Piece IV · May 3, 2026

The hairline, the wax, and the knife included.

Every dispatch leaves the studio sealed. Not because the paper inside is fragile — it is not — but because the seal is the last thing the press does, and the last thing the press does is the first thing the reader sees. The order matters more than the wax.

The hairline before the seal.

Before any wax is applied, a single hairline rule is drawn in matte black across the envelope. The rule is 0.5pt. It is set 28mm from the upper edge. It is not decorative. It exists so the seal has a register to violate.

A seal applied to an unruled envelope reads as a thumbprint.

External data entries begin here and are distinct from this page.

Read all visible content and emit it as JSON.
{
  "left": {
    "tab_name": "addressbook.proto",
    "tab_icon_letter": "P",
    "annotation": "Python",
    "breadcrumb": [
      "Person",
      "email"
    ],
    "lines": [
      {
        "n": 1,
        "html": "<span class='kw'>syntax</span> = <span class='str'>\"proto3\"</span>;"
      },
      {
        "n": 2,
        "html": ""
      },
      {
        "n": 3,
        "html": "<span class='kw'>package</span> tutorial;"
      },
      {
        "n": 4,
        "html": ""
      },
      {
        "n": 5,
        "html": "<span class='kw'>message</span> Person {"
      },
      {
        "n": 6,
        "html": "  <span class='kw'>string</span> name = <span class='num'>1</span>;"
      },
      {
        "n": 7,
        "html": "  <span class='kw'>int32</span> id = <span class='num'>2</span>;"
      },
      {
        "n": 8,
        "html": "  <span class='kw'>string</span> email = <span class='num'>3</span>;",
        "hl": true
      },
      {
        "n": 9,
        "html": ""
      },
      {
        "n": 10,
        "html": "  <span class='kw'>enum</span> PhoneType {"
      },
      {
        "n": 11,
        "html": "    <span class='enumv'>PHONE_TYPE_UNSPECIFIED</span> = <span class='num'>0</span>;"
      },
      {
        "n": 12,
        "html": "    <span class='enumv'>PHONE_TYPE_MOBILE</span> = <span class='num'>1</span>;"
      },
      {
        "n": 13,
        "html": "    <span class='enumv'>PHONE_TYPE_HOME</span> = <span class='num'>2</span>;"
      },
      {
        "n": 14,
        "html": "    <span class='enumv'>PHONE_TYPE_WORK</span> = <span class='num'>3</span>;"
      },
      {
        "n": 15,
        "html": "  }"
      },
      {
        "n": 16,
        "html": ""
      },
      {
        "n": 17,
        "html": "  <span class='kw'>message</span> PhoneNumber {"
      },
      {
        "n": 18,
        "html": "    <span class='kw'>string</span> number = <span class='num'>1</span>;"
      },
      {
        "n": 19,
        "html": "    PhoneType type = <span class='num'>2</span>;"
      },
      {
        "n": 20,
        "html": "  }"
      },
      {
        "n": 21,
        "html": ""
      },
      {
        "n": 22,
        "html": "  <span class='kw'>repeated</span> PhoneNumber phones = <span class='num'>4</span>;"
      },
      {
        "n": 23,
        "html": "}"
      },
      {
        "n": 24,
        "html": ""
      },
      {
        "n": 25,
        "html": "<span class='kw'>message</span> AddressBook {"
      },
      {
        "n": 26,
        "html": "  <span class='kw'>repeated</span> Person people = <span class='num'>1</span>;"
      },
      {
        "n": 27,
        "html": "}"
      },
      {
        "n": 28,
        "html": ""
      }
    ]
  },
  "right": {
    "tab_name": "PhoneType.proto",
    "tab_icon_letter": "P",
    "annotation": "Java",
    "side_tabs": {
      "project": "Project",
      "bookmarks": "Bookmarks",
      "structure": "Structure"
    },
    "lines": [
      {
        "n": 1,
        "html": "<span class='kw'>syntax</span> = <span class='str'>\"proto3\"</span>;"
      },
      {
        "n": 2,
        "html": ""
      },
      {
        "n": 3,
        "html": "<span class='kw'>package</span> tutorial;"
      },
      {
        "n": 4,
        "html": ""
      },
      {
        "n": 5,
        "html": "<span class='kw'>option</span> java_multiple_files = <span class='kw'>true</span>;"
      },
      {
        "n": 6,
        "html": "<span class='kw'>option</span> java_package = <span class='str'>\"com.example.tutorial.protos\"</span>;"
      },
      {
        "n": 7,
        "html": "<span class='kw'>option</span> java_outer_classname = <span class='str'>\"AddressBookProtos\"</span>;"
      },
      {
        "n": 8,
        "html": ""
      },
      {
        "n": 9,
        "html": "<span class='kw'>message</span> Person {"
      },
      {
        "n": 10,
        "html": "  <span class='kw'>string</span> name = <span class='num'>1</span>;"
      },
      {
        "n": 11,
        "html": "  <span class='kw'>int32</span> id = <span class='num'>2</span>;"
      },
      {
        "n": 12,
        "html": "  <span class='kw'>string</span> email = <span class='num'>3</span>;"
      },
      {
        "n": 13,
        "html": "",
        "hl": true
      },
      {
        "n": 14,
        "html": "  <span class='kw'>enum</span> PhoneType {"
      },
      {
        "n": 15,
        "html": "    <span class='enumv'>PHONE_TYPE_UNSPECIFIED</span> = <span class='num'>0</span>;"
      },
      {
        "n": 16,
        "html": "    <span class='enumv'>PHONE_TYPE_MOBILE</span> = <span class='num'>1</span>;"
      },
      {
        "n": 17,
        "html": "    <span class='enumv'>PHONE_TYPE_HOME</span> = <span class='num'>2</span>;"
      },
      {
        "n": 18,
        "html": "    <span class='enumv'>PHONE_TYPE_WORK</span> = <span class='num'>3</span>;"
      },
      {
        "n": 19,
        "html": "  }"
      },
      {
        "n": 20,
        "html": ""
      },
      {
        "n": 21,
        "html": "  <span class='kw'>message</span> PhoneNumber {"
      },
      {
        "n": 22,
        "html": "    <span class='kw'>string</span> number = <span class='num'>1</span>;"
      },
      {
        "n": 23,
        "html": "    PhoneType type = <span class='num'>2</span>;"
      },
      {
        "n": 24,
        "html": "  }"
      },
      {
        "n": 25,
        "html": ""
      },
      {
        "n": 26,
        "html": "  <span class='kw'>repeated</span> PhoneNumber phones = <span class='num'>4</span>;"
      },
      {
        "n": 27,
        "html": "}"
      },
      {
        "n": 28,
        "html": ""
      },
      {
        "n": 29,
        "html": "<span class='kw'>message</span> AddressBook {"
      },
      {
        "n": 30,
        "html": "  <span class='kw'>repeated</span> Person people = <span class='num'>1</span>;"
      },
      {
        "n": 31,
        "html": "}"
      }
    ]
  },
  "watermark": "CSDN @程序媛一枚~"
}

A seal applied against a hairline reads as an editorial mark. We have shipped editions with no wordmark on the dispatch label. We have never shipped one without the hairline.

The dispatch is the only chapter most readers will encounter twice — once on opening, once on closing. The closing version is the version we work hardest on.

The wax itself.

Edition III uses a low-shrink wax that holds against humidity and fails cleanly under a knife. The colour is noir d’imprimerie, which is to say the same black as the press, which is to say the same black as everything else we ship. We do not stock a red wax. There has never been a request.

The stamp is a quartered crest with the press monogram in the lower left and the edition numeral in the upper right. The other two quarters are blank. They are blank on purpose. The empty quarter is the part of the gesture that does not have to explain itself.

A note on the knife.

We ship every order with a paper knife pressed into the inner flap of the dispatch. It is not a souvenir; it is a refusal to ship a sealed envelope a reader cannot open with grace. The knife is included even when the order is a refill of pens. There is no surcharge. It will not appear on the invoice.